An Investors in People (IIP) survey of 2,000 employees found that more than half of UK’s workers are thinking about moving, or have actively started looking for a new job in 2020.

The survey also found that 76% reported feeling stressed at work, 64% said their sleep had been impacted and complained they were ‘always on duty’, and 54% said a friendly workplace was more important than the money.

The workplace is changing and employees are demanding more than just their pay packet from employers.  Paul Devoy, CEO of IIP, said:

“Six years into our job exodus research, we’re still hearing that people want to be told ‘thank you’. It’s something so simple, so consistently important and potentially the best retention tool we’ve got.”

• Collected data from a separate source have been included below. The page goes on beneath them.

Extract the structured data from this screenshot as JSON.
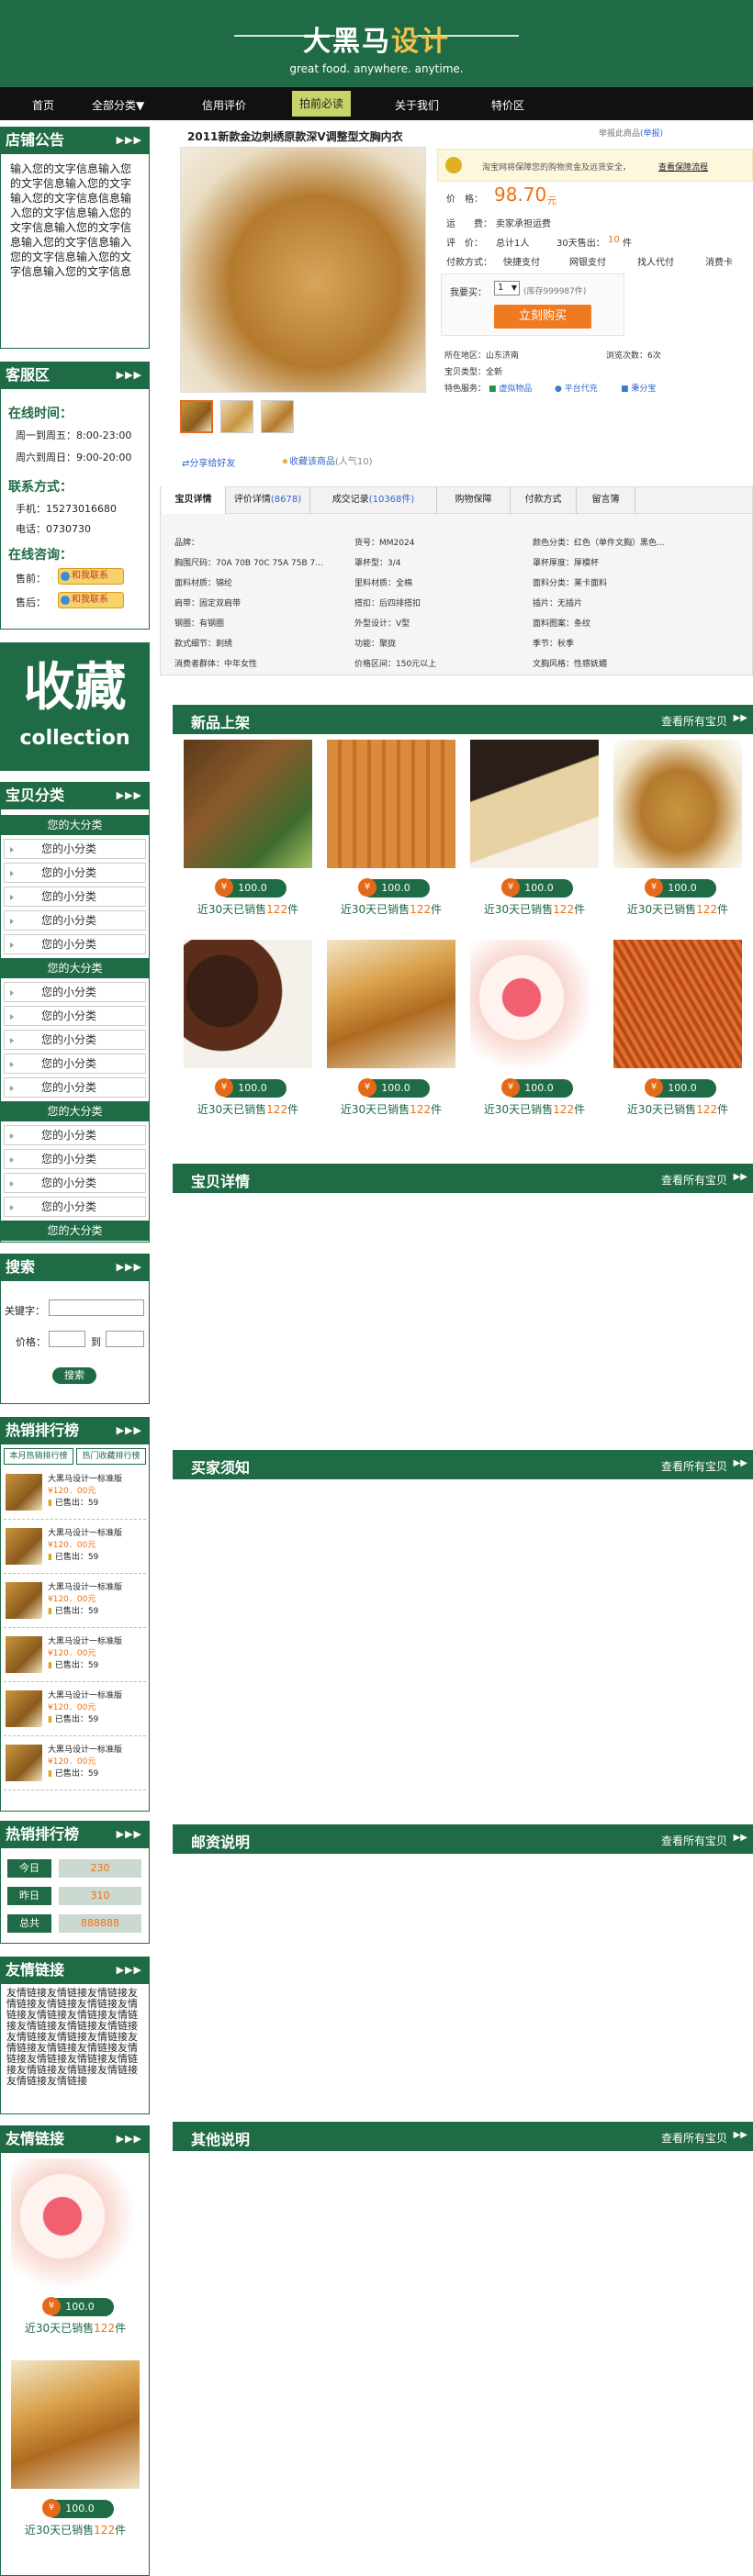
{
  "header": {
    "logo_a": "大黑马",
    "logo_b": "设计",
    "tagline": "great food. anywhere. anytime."
  },
  "nav": [
    "首页",
    "全部分类▼",
    "信用评价",
    "拍前必读",
    "关于我们",
    "特价区"
  ],
  "sidebar": {
    "notice_title": "店铺公告",
    "notice_text": "输入您的文字信息输入您的文字信息输入您的文字输入您的文字信息信息输入您的文字信息输入您的文字信息输入您的文字信息输入您的文字信息输入您的文字信息输入您的文字信息输入您的文字信息",
    "service_title": "客服区",
    "hours_title": "在线时间：",
    "hours1": "周一到周五：8:00-23:00",
    "hours2": "周六到周日：9:00-20:00",
    "contact_title": "联系方式：",
    "phone": "手机：15273016680",
    "tel": "电话：0730730",
    "consult_title": "在线咨询：",
    "pre_sale": "售前：",
    "after_sale": "售后：",
    "ww_label": "和我联系",
    "fav_big": "收藏",
    "fav_small": "collection",
    "cat_title": "宝贝分类",
    "big_cat": "您的大分类",
    "small_cat": "您的小分类",
    "search_title": "搜索",
    "kw_label": "关键字：",
    "price_label": "价格：",
    "to_label": "到",
    "search_btn": "搜索",
    "hot_title": "热销排行榜",
    "hot_tab1": "本月热销排行榜",
    "hot_tab2": "热门收藏排行榜",
    "rank_name": "大黑马设计一标准版",
    "rank_price": "¥120．00元",
    "rank_sold": "已售出：59",
    "hot2_title": "热销排行榜",
    "stats": [
      {
        "label": "今日",
        "value": "230"
      },
      {
        "label": "昨日",
        "value": "310"
      },
      {
        "label": "总共",
        "value": "888888"
      }
    ],
    "links_title": "友情链接",
    "links_text": "友情链接友情链接友情链接友情链接友情链接友情链接友情链接友情链接友情链接友情链接友情链接友情链接友情链接友情链接友情链接友情链接友情链接友情链接友情链接友情链接友情链接友情链接友情链接友情链接友情链接友情链接友情链接友情链接",
    "links2_title": "友情链接",
    "side_price": "100.0",
    "side_sold_a": "近30天已销售",
    "side_sold_b": "122",
    "side_sold_c": "件"
  },
  "product": {
    "title": "2011新款金边刺绣原款深V调整型文胸内衣",
    "report": "举报此商品",
    "report_link": "(举报)",
    "guarantee": "淘宝网将保障您的购物资金及远货安全，",
    "guarantee_link": "查看保障流程",
    "price_label": "价　格：",
    "price": "98.70",
    "price_unit": "元",
    "ship_label": "运　　费：",
    "ship_value": "卖家承担运费",
    "rating_label": "评　价：",
    "rating_value": "总计1人",
    "sold_label": "30天售出：",
    "sold_value": "10",
    "sold_unit": "件",
    "pay_label": "付款方式：",
    "pay_methods": [
      "快捷支付",
      "网银支付",
      "找人代付",
      "消费卡"
    ],
    "qty_label": "我要买：",
    "qty_value": "1",
    "stock": "(库存999987件)",
    "buy_btn": "立刻购买",
    "location": "所在地区：山东济南",
    "views": "浏览次数：6次",
    "condition": "宝贝类型：全新",
    "features_label": "特色服务：",
    "features": [
      "虚拟物品",
      "平台代充",
      "秉分宝"
    ],
    "share": "分享给好友",
    "collect": "收藏该商品",
    "popularity": "(人气10)",
    "tabs": [
      {
        "label": "宝贝详情",
        "count": ""
      },
      {
        "label": "评价详情",
        "count": "(8678)"
      },
      {
        "label": "成交记录",
        "count": "(10368件)"
      },
      {
        "label": "购物保障",
        "count": ""
      },
      {
        "label": "付款方式",
        "count": ""
      },
      {
        "label": "留言簿",
        "count": ""
      }
    ],
    "props": [
      [
        "品牌：",
        "货号：MM2024",
        "颜色分类：红色（单件文胸）黑色..."
      ],
      [
        "胸围尺码：70A 70B 70C 75A 75B 7...",
        "罩杯型：3/4",
        "罩杯厚度：厚模杯"
      ],
      [
        "面料材质：锦纶",
        "里料材质：全棉",
        "面料分类：莱卡面料"
      ],
      [
        "肩带：固定双肩带",
        "搭扣：后四排搭扣",
        "插片：无插片"
      ],
      [
        "钢圈：有钢圈",
        "外型设计：V型",
        "面料图案：条纹"
      ],
      [
        "款式细节：刺绣",
        "功能：聚拢",
        "季节：秋季"
      ],
      [
        "消费者群体：中年女性",
        "价格区间：150元以上",
        "文胸风格：性感妩媚"
      ]
    ]
  },
  "sections": {
    "new_title": "新品上架",
    "more": "查看所有宝贝",
    "detail_title": "宝贝详情",
    "notice_title": "买家须知",
    "postage_title": "邮资说明",
    "other_title": "其他说明"
  },
  "items": {
    "price": "100.0",
    "sold_a": "近30天已销售",
    "sold_b": "122",
    "sold_c": "件"
  }
}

The employee workplace package is becoming an essential element of recruitment if businesses want to not only hire the best people, but retain them too. So, what do employees want from their workplace?

Mental health and wellbeing support

With so many employees feeling increasingly stressed at work, their health and mental wellbeing is a key responsibility for employers.  Initiatives such as the Employee Assistance Programme incorporate a range of benefits, including dental care, free yoga sessions, gym schemes, and health assessments.

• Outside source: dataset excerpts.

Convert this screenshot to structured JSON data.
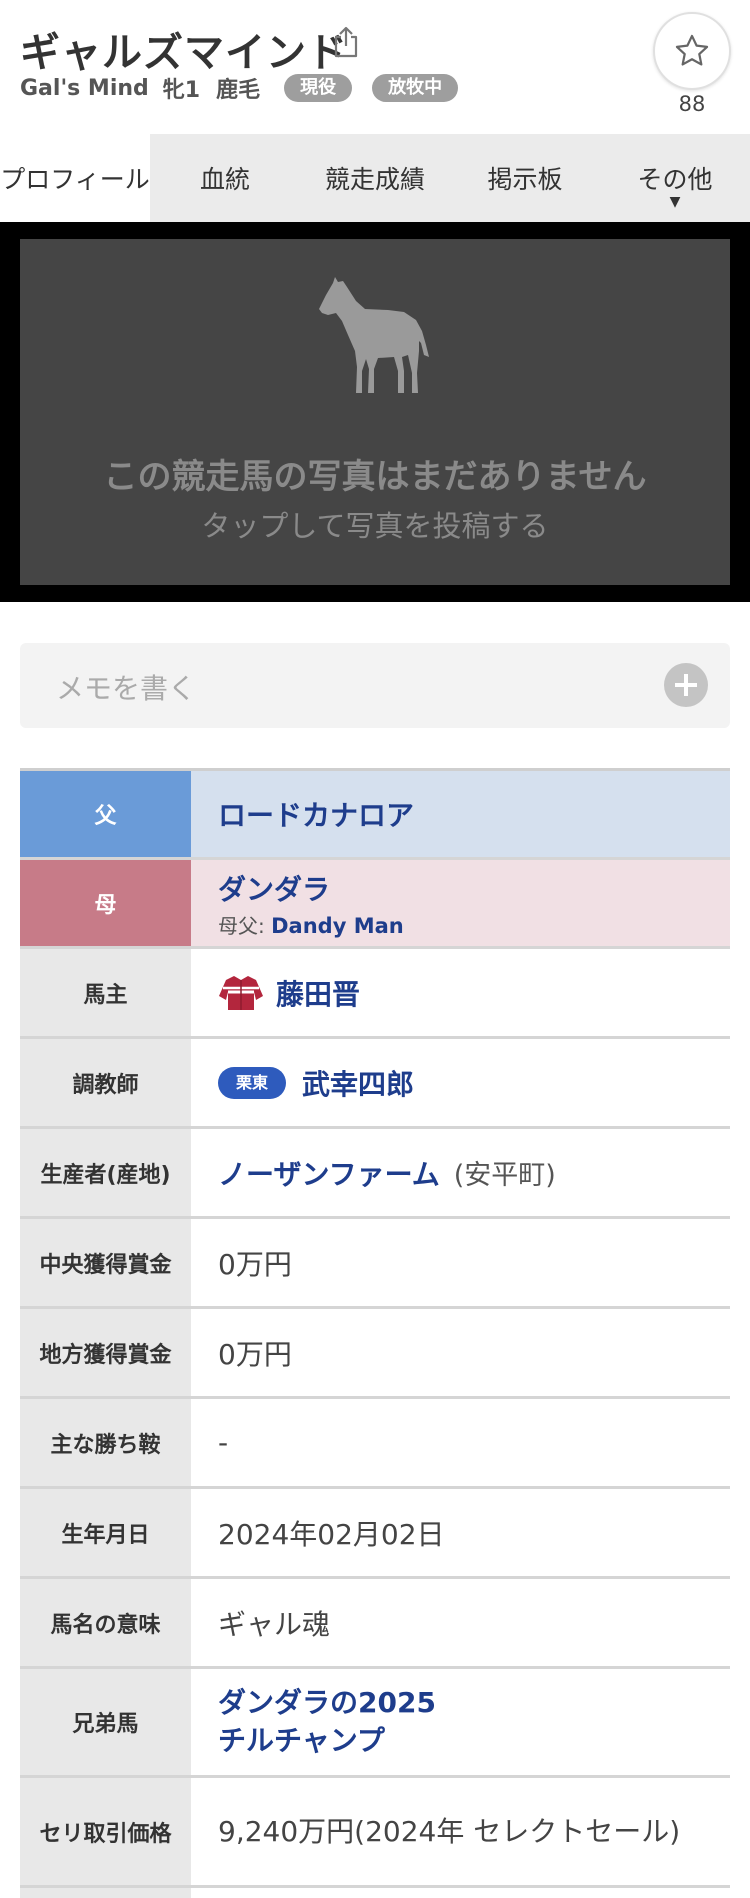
{
  "header": {
    "name_ja": "ギャルズマインド",
    "name_en": "Gal's Mind",
    "sex_age": "牝1",
    "coat": "鹿毛",
    "badges": [
      "現役",
      "放牧中"
    ],
    "favorite_count": "88"
  },
  "tabs": [
    {
      "label": "プロフィール"
    },
    {
      "label": "血統"
    },
    {
      "label": "競走成績"
    },
    {
      "label": "掲示板"
    },
    {
      "label": "その他",
      "arrow": "▼"
    }
  ],
  "photo": {
    "message": "この競走馬の写真はまだありません",
    "sub_message": "タップして写真を投稿する"
  },
  "memo": {
    "placeholder": "メモを書く"
  },
  "profile": {
    "sire_label": "父",
    "sire": "ロードカナロア",
    "dam_label": "母",
    "dam": "ダンダラ",
    "damsire_prefix": "母父:",
    "damsire": "Dandy Man",
    "owner_label": "馬主",
    "owner": "藤田晋",
    "trainer_label": "調教師",
    "trainer_region": "栗東",
    "trainer": "武幸四郎",
    "breeder_label": "生産者(産地)",
    "breeder": "ノーザンファーム",
    "breeder_place": "(安平町)",
    "central_earnings_label": "中央獲得賞金",
    "central_earnings": "0万円",
    "local_earnings_label": "地方獲得賞金",
    "local_earnings": "0万円",
    "main_wins_label": "主な勝ち鞍",
    "main_wins": "-",
    "birthdate_label": "生年月日",
    "birthdate": "2024年02月02日",
    "name_meaning_label": "馬名の意味",
    "name_meaning": "ギャル魂",
    "siblings_label": "兄弟馬",
    "siblings": [
      "ダンダラの2025",
      "チルチャンプ"
    ],
    "auction_label": "セリ取引価格",
    "auction": "9,240万円(2024年 セレクトセール)"
  },
  "colors": {
    "sire_label_bg": "#6a9bd8",
    "sire_value_bg": "#d5e0ee",
    "dam_label_bg": "#c77b88",
    "dam_value_bg": "#f1e0e4",
    "link": "#1e3d8c",
    "region_badge": "#2e5bbd"
  }
}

The wellness trend is developing in the workplace with more employers providing breakout areas to allow employees to take a break and recharge their batteries.

Flexible working

A growing trend for employees in the workplace, last year, the UK government launched the Flexible Working Task Force to help businesses understand why flexible working opportunities should be available to employees.

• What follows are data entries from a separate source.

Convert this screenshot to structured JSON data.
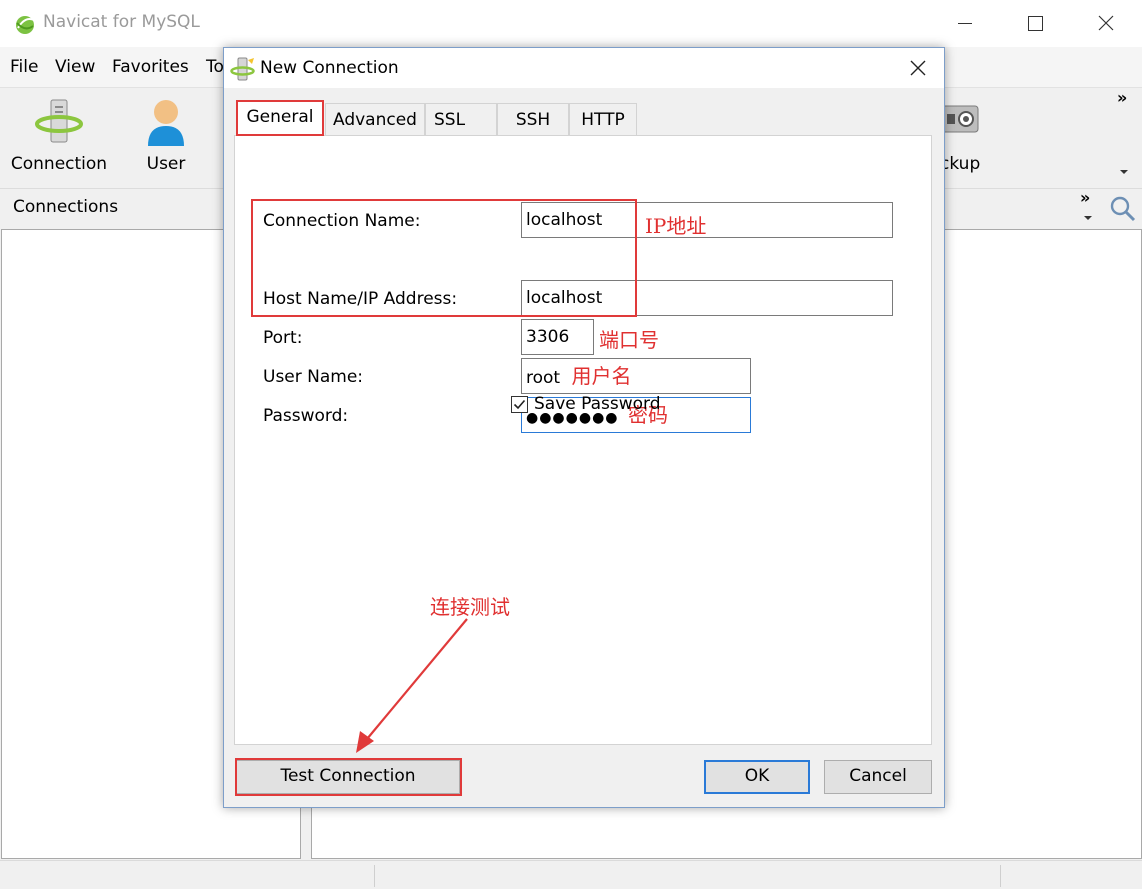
{
  "app": {
    "title": "Navicat for MySQL",
    "menu": [
      "File",
      "View",
      "Favorites",
      "To"
    ],
    "toolbar": [
      {
        "label": "Connection",
        "icon": "connection-icon"
      },
      {
        "label": "User",
        "icon": "user-icon"
      },
      {
        "label": "ckup",
        "icon": "backup-icon"
      }
    ],
    "connections_header": "Connections",
    "more_glyph": "»"
  },
  "dialog": {
    "title": "New Connection",
    "tabs": [
      "General",
      "Advanced",
      "SSL",
      "SSH",
      "HTTP"
    ],
    "active_tab": "General",
    "fields": {
      "connection_name": {
        "label": "Connection Name:",
        "value": "localhost"
      },
      "host": {
        "label": "Host Name/IP Address:",
        "value": "localhost"
      },
      "port": {
        "label": "Port:",
        "value": "3306"
      },
      "user": {
        "label": "User Name:",
        "value": "root"
      },
      "password": {
        "label": "Password:",
        "value": "●●●●●●●"
      }
    },
    "save_password": {
      "label": "Save Password",
      "checked": true
    },
    "buttons": {
      "test": "Test Connection",
      "ok": "OK",
      "cancel": "Cancel"
    }
  },
  "annotations": {
    "ip": "IP地址",
    "port": "端口号",
    "user": "用户名",
    "password": "密码",
    "test": "连接测试",
    "color": "#e03a3a"
  }
}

The CIPD believe that employers are potentially missing out on the benefits of flexible working due to attitudes that are outdated, if not archaic. Employees want to feel empowered and able to request flexible working patterns that fit in with other commitments, such as family.

Co-working hubs are popping up across major cities in the UK – London, Manchester and Liverpool.  Places such as restaurants and shopping malls are partnering with co-working organisations, filling empty spaces that would otherwise be unused.

Career development

Deloitte recently said that “Learning is the top-rated challenge among 2019’s Global Human Capital Trends.” With the explosion of technology-related investment by businesses, there is an ever-increasing skills gap in the workplace.

Analytics is the new buzzword, the more businesses analyse data, the better they understand their staff and customers. But this means employees need new, improved knowledge. Learning and development, such as reskilling, is as important today as ever.

Research conducted by the MPA Group in early 2019 showed that certain professions were most likely to provide employees with better opportunities to learn new skills:

  • Finance (88%)
  • HR/recruitment (82%)
  • Civil service ((81%)
  • Law (78%)
  • Creative/design (74%)
  • Emergency services (72%)
  • Accounts (71%)
  • IT (68%)
  • Sales (68%)
  • Operations (64%)
  • Administration (61%)
  • Marketing/PR (58%)

Bonuses and pensions

More employees are thinking about life after the workplace. A workplace pension is a key consideration and a must in any remuneration package.  Businesses are using increased contributions towards an employee pension to not only attract talent, but also retain existing staff.

Not that many years ago, the bonus was seen as a perk for management and not every employee. Today, it has become such a highly attractive salary benefit that as many as 40% of UK businesses are increasing base-level salaries and performance-related bonuses in order to attract the best talent.

2020 is looking to be a changing year. Employees are expecting more from employers but it’s not always the pay packet that they’re looking at, they want a far more rounded, all-encompassing workplace package that looks after them holistically.